Rôti d’élan

Rôti

La préparation d’un rôti, c’est quelque chose d’assez simple en principe, mais qui requiert tout de même un certain doigté pour atteindre le bon degré de cuisson et garder toute sa tendreté à la viande. Il faut d’abord se procurer une bonne viande (une excellente si possible) prise dans une partie naturellement tendre de l’animal, mais pas trop maigre, car elle aurait tendance à sécher.

Je prépare habituellement mon rôti en l’enduisant d’un savant mélange de moutarde et de beurre sur lequel je dépose des champignons. Évidemment, les champignons furent LA chose que j’ai oublié d’acheter la semaine dernière. Qu’à cela ne tienne: il faudrait préparer le rôti différemment.

Rôti et marinade

Pour une pièce de viande de cette taille (environ 2 kg si ma mémoire est bonne) il faut sortir la viande du réfrigérateur au moins deux heures avant de l’enfourner, question de lui permettre de prendre la température de la pièce, ce qui facilitera une cuisson plus uniforme. J’ai décidé de donner à mon morceau d’élan, qui est une viande plus maigre que le bœuf (donc plus susceptible de sécher) un bain d’huile d’olive aromatisée d’oignons et de vinaigre de vin rouge (plus pour le goût que pour sa fonction attendrissante). Comme il était impossible de faire baigner la viande en entier dans la marinade, on retourne souvent…

Mélange légumes

Afin de préparer la sauce, il me fallait une mirepoix. J’ai donc découpé grossièrement un oignon (rouge parce que c’était ce que j’avais sous la main), trois branches de céleri et trois carottes (ici, inutile de sacrifier les carottes fraîches du jardin; celles-là provenaient de l’épicerie). Au moment de faire cuire le rôti dans un four préchauffé à 500°F (250°C), j’ai déposé ces légumes au fond de la casserole qui me servait de lèchefrite, arrosé de bouillon de bœuf, puis j’ai mis le rôti dessus.
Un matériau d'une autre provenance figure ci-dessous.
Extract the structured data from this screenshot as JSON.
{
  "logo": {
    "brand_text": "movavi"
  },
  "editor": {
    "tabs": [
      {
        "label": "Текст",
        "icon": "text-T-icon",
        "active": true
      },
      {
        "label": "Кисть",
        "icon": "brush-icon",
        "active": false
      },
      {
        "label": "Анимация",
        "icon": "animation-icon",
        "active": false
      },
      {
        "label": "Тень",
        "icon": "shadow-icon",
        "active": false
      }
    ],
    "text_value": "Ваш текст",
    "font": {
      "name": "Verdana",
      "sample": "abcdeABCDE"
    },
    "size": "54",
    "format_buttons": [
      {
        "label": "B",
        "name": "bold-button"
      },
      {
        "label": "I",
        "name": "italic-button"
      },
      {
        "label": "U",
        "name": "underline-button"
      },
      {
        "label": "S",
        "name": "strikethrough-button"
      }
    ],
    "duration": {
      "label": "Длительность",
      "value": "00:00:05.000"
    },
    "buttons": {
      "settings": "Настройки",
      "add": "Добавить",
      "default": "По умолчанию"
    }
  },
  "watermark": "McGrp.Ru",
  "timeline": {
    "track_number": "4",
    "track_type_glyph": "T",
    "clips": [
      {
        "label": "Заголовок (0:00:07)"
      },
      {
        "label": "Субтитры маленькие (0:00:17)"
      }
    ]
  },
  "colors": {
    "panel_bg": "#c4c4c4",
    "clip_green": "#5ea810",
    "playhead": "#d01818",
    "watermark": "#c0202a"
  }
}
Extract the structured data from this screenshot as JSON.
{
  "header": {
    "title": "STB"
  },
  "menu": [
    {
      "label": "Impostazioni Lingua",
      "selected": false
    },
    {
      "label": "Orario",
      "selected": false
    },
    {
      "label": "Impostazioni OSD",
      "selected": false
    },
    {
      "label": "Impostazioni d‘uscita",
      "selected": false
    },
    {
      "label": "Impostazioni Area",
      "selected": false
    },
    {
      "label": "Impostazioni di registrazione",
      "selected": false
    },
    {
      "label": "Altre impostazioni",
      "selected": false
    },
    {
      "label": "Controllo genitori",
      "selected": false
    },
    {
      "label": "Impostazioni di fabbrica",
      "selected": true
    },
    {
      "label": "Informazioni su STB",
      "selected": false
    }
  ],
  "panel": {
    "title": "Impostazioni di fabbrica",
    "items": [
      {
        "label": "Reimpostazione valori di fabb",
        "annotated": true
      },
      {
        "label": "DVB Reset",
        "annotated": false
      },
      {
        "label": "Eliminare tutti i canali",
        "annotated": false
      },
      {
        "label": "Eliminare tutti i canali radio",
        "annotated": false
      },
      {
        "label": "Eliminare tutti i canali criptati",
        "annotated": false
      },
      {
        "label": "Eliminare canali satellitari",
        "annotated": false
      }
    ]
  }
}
On fait ensuite cuire à cette très haute température pendant une vingtaine de minutes, question de saisir l’extérieur de la viande, ce qui a aussi pour effet de tuer quelque bactérie superficielle qui pourrait s’être développée. Après ce temps, on baisse la température à 325°F (environ 160°C) et on laisse le rôti cuire le temps nécessaire pour atteindre le degré de cuisson désiré.

Pour une cuisson saignante, la température au centre du rôti doit être de 120° F (environ 60°C) après un temps de repos d’une vingtaine de minutes. On le sort donc du four lorsqu’il atteint environ cinq degrés de moins que le degré désiré, on le recouvre de papier d’aluminium et on le laisse reposer dans un endroit tiède vingt minutes, ce qui permet aux jus de se répartir et à la cuisson de terminer. Cela permet aussi de préparer la sauce à partir du jus qui s’est créé. On retire les légumes (qui, ayant donné ce qu’ils avaient à donner, peuvent être jetés), puis on laisse réduire et caraméliser les jus. On déglace (j’ai choisi de le faire avec un mélange de jus d’amélanches préparé plus tôt dans la journée, de vin rouge et de concentré de bouillon de bœuf avec quelques aromates). On laisse épaissir ou… si nécessaire, on peut épaissir avec de la farine ou de la fécule de maïs diluée dans l’eau froide ou, mieux, avec de la crème.

Un accompagnement de légumes du jardin (haricots et carottes) blanchis et revenus dans le beurre, ainsi que d’asperges blanchies puis grillées dans l’huile d’olive avec des pignons de pin n’est pas une mauvaise idée… Je ne tenais pas à ajouter de féculents, mais ce n’est pas interdit de servir avec des pommes de terre.